Why the condition has two parts

attribute_exists(pk) is the "hasn't been read yet" check — once the item is deleted, it fails. expiresAt > now is the "hasn't expired yet" check, and it's there for a subtle reason.

DynamoDB has a built-in time-to-live feature that deletes expired items automatically — but it's best-effort. Expired items can linger for up to a couple of days before the sweep removes them, and while they linger they are still returned by reads. If Cinder relied on time-to-live alone, an expired note could occasionally be served in that window. The expiresAt > now guard closes that hole: an expired note fails the condition and returns 410, even if the automatic sweep hasn't reached it yet. Time-to-live is a janitor, not the lock.
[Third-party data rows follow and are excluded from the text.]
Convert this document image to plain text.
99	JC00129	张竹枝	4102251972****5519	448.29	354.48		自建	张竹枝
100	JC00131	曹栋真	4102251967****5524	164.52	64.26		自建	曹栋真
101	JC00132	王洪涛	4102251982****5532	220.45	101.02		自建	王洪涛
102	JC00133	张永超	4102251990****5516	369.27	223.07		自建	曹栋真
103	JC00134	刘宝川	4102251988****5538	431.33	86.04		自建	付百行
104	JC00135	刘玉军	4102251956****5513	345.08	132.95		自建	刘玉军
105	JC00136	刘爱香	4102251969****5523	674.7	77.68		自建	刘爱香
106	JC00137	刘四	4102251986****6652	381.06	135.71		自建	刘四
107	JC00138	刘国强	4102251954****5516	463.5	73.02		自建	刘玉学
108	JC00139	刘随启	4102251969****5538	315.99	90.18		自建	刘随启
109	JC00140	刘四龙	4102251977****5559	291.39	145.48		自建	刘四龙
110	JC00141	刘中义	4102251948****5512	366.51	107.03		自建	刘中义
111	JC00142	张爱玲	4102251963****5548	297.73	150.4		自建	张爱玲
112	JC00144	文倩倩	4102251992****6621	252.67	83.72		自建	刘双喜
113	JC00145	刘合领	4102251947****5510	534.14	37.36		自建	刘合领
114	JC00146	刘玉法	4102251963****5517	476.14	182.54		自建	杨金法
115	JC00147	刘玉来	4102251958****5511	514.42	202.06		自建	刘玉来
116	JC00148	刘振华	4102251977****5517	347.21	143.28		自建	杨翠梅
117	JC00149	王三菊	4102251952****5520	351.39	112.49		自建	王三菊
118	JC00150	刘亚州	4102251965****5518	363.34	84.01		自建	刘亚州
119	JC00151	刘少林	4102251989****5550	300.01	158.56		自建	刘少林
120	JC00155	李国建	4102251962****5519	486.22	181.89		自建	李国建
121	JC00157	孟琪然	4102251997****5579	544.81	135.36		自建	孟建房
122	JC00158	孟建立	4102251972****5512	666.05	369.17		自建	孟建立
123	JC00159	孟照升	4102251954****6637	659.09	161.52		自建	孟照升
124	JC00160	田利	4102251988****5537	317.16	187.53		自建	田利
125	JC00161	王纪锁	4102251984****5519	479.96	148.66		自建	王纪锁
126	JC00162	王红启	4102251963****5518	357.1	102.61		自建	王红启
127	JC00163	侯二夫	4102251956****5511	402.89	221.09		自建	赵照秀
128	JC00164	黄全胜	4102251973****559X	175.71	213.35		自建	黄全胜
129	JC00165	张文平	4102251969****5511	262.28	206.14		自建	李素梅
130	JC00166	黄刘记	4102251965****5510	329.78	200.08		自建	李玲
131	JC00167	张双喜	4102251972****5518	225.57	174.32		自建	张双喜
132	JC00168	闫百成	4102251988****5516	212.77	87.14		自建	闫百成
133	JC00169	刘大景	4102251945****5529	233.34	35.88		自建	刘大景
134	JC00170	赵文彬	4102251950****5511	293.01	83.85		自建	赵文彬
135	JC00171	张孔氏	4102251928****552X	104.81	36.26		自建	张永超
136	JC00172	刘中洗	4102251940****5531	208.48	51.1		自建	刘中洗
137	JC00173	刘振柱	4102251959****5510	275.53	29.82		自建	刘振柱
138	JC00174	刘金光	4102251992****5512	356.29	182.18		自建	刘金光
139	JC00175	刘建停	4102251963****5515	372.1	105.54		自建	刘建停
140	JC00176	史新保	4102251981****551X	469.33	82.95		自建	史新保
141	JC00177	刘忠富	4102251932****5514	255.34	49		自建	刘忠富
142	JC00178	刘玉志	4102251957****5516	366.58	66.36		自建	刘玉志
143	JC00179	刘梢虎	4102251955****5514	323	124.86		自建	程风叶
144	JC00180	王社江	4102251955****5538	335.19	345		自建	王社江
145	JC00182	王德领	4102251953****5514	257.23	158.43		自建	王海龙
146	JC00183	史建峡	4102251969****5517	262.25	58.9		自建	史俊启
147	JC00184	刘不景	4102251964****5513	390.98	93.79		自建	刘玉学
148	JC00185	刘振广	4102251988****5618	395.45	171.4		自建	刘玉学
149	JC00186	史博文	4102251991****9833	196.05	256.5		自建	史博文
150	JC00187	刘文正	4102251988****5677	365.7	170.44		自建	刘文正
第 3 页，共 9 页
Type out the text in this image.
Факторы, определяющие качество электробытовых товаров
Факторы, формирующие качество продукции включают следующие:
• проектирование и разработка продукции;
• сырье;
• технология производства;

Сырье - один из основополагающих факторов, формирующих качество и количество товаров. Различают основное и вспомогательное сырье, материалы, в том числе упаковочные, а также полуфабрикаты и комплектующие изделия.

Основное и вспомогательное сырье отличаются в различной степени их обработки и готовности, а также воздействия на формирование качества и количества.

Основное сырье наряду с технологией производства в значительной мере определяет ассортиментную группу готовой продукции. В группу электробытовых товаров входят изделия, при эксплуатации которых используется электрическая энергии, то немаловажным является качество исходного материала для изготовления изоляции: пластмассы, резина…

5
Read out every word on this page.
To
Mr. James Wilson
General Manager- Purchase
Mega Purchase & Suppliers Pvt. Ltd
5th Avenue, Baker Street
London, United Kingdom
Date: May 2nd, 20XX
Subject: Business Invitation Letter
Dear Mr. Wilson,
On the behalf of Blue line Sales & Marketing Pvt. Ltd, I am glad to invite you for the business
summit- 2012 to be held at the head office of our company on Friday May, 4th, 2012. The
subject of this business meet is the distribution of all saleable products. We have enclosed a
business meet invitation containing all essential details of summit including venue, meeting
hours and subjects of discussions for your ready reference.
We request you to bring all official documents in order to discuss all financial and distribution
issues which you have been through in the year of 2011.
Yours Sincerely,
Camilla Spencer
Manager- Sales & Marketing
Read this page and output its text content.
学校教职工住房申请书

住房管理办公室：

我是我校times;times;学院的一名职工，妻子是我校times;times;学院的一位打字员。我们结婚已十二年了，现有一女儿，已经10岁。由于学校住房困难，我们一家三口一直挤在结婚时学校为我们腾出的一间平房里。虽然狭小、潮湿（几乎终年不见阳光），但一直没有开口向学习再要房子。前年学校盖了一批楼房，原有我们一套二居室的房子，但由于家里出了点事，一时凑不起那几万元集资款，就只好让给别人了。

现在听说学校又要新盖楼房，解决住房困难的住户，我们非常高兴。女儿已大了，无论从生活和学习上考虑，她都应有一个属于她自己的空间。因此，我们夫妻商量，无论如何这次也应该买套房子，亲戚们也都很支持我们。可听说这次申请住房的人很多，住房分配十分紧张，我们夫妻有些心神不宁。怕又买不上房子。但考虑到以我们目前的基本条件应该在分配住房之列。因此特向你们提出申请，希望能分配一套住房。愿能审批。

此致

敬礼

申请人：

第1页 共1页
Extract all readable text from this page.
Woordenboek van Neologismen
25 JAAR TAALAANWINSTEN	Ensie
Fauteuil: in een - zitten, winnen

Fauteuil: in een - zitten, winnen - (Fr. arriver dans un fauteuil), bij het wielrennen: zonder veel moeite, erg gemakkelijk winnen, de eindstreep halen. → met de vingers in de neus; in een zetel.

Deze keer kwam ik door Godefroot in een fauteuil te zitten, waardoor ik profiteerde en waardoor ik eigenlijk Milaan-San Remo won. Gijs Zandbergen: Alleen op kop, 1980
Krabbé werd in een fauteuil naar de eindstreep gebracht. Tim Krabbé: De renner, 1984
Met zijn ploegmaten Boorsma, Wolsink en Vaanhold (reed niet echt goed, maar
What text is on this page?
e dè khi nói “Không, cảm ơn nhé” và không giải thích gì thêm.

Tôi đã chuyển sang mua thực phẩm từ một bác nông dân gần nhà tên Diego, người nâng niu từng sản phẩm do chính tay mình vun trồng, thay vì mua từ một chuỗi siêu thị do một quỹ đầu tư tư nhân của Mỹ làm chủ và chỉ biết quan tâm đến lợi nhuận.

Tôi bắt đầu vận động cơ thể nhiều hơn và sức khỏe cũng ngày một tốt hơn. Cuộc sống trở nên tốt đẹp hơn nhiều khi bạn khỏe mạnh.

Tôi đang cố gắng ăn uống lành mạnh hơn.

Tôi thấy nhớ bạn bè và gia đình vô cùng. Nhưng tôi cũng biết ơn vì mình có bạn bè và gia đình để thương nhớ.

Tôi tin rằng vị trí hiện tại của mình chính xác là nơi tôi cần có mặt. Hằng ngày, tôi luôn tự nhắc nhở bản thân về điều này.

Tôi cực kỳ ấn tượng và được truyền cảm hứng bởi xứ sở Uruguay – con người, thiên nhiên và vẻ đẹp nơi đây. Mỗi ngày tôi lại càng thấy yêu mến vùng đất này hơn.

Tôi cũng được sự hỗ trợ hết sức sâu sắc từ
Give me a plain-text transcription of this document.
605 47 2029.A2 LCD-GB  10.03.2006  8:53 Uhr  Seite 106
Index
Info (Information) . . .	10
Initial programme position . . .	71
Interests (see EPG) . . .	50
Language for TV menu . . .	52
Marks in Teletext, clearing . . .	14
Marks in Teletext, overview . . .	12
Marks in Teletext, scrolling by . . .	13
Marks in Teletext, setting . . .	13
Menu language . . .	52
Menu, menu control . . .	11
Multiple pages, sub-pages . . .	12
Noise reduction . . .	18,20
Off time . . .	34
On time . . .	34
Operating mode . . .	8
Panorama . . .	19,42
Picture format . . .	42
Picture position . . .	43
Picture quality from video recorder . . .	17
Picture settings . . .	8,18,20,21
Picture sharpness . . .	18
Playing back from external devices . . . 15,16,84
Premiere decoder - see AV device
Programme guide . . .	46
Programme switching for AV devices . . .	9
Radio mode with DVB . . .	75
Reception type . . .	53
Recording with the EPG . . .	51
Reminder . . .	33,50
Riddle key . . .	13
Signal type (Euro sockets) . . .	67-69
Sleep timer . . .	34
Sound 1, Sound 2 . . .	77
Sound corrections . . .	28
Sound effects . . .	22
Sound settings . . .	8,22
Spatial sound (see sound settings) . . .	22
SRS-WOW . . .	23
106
What each reader experiences

Situation Database result What the reader sees
First to click Reveal Condition true, delete succeeds, item returned The note, then "This note is now destroyed"
Second (racing) reader Condition false, no delete "This note is gone" (410)
Opening an already-read link Condition false (item gone) "This note is gone" (410)
Opening an expired link Condition false (expiresAt guard) "This note is gone" (410)

Proven, not asserted

This isn't a hand-wave — it's tested. One of Cinder's tests fires three concurrent burns at the same note and asserts that exactly one returns the note and the other two get nothing. Another stores a note with an already-past expiry and asserts it's never served. Those tests run against a real (local) DynamoDB, so they exercise the actual database semantics, not a mock. See api/test/store.test.mjs in the repo.